While outlining her plans, she had been checking the bathroom, closet, and bureau drawers for anything she might have previously overlooked. Now she turned to Josh, who had remained quiet throughout her speech..

"Let me get this straight," he said tightly. "You haven't learned your lesson yet."

"I'm going to eat, all right? You can stop nagging me about that."

"But the bulimia was only half the problem, Ariel. You're going to drive yourself to the point of another collapse, is that the plan?"

"No, that's not the plan," she said with syrupy sweetness. "I don't intend to wind up in the hospital again, but I'm not going to retire from living just because I got a little overexerted and had a fainting spell."

"What about the baby?"

"What about it?"

"Is it mine?"

"No," she answered in a testy, clipped voice. "It's your dearly departed father's. He did this to me," she said, her eyes glinting with malice.

"Are you sure?"

"Yes. You always use a rubber. He didn't. The son of a bitch."

"You didn't want a child?"

"Hell no! Do you think I'm crazy? Why would I want to have a kid and give up everything I've worked for?"

"But Daddy wanted a child."

"Oh naturally," she said caustically. "You know how he was. Him and his monstrous ego. He wanted a little Jackson Wilde Junior who mirrored him to a tee." She regarded Josh with contempt. "His first son had been such a disappointment."

Josh lowered his eyes to his long, slender, musician's hands; there was nothing he could say to refute the hateful truth.

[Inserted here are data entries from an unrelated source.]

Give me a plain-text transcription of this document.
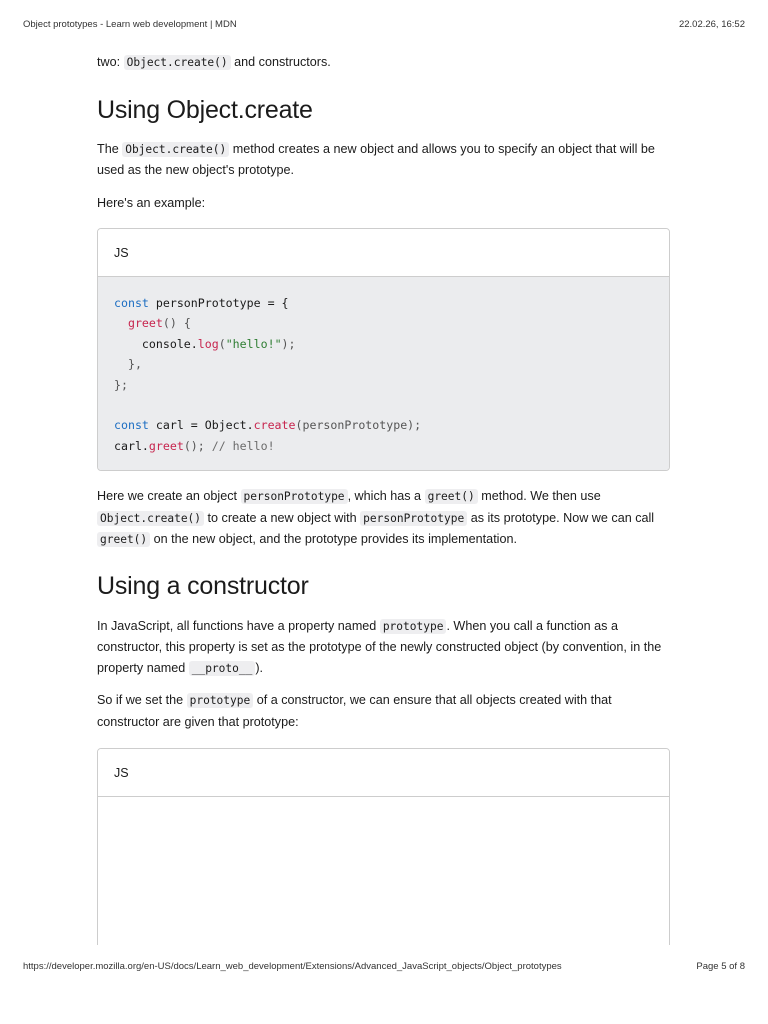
Object prototypes - Learn web development | MDN	22.02.26, 16:52

two: Object.create() and constructors.

Using Object.create

The Object.create() method creates a new object and allows you to specify an object that will be used as the new object's prototype.

Here's an example:

JS
const personPrototype = {
greet() {
console.log("hello!");
},
};

const carl = Object.create(personPrototype);
carl.greet(); // hello!

Here we create an object personPrototype , which has a greet() method. We then use Object.create() to create a new object with personPrototype as its prototype. Now we can call greet() on the new object, and the prototype provides its implementation.

Using a constructor

In JavaScript, all functions have a property named prototype . When you call a function as a constructor, this property is set as the prototype of the newly constructed object (by convention, in the property named __proto__ ).

So if we set the prototype of a constructor, we can ensure that all objects created with that constructor are given that prototype:

JS
https://developer.mozilla.org/en-US/docs/Learn_web_development/Extensions/Advanced_JavaScript_objects/Object_prototypes	Page 5 of 8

"He'd been badgering me to have a kid," Ariel continued. "He said it would be good for our image and would strengthen the ministry. We'd be more popular than the First Family, he said.

"I kept putting him off, but, as always, the son of a bitch is having the last word. I'll bet he's having a good laugh on me right now." She glared down at the floor and stomped her foot, as though addressing her husband in hell. "I hate you, you bastard."

"When did you discover that you're pregnant, Ariel?"

She swung her hair over her shoulder and looked at her somber stepson. "I found out the night I collapsed, about an hour after they brought me here and examined me."

"You didn't know before then?"

She cocked her head, her eyes squinting shrewdly. "What are you getting at?"

"Did you suspect you were pregnant before Daddy … died?"

She turned her back on him and reached for her handbag. "What difference does it make? He knocked me up. If he were alive, I'd be stuck with a kid. Fortunately, he's in no position to prevent me from losing it."